In the through the looking glass world of monetary madness, everything-and nothing- is as it seems. At today's Fed press conference the Chairman did his best to obfuscate some answers to virtually all the wrong questions. Hidden among the "data dependents" and forecasts, I found 2 (to me) important nuggets. One makes you bigger, one makes you small.

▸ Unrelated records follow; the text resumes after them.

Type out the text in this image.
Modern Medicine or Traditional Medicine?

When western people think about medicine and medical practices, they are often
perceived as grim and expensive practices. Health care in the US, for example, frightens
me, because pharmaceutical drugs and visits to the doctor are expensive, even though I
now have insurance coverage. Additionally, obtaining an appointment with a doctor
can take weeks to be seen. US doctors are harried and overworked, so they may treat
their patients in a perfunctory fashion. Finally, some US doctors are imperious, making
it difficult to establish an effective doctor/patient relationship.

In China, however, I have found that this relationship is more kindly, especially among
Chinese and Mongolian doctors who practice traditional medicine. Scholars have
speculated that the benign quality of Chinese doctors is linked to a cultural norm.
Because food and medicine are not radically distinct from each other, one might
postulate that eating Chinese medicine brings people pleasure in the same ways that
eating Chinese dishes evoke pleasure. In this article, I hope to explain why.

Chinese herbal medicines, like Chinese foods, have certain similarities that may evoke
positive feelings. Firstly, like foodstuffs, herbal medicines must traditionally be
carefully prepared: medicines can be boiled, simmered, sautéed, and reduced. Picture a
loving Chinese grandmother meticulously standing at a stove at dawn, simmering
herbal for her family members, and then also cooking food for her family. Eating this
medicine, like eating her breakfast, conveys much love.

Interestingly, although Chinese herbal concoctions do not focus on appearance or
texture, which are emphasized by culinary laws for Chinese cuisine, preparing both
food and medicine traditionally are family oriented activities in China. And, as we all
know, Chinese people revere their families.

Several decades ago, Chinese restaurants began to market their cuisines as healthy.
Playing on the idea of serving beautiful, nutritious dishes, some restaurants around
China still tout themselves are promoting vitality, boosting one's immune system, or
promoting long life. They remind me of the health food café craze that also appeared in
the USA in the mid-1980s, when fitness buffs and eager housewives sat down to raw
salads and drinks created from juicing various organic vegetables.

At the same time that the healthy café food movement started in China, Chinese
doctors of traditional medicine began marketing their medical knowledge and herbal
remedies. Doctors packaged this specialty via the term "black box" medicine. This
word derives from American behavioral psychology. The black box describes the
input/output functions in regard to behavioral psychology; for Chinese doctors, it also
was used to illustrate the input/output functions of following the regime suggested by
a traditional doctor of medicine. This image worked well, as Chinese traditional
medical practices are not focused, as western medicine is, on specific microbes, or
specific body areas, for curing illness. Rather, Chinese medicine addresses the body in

First: The Fed bar chart of their hypothetical Fed Funds moves tilted sooner. I had felt there was a risk of 2016-ers joining the 2015-ers and extending the consensus pretending. After all, this would carry little harmful consequence but help offset possible negative action of "no more QE" which for some reason continues to circulate wildly. As readers know, we believe QE2 was stock level induced (confirmed by Ben today) and QE-lite and Twist were active policy because many other nations were on hold and the ECB was on drugs (tightening). The new imaginary tightening horizon came witha BIG tell, however. The message today was clearly, extreme accommodation does not only take place at ZIRP. This truism was set forth to confirm the reactionary bias to policy. The Fed is saying they will follow the market out (no real choice there) and let you know if your too far ahead.
Second: The Fed appeared to support a view that the curve could re-steepen. Thus rendering Operation Twist to a temporary hallucination and silly sterile game with PDs that it really is/was. The curving of the curve also could have a positive consequence in markets by interpretation. The reality is, who knows? We are in uncharted water and the world's a dicey place. A shorter Bernank presser would have fielded 1 question like this: Go ask Alice.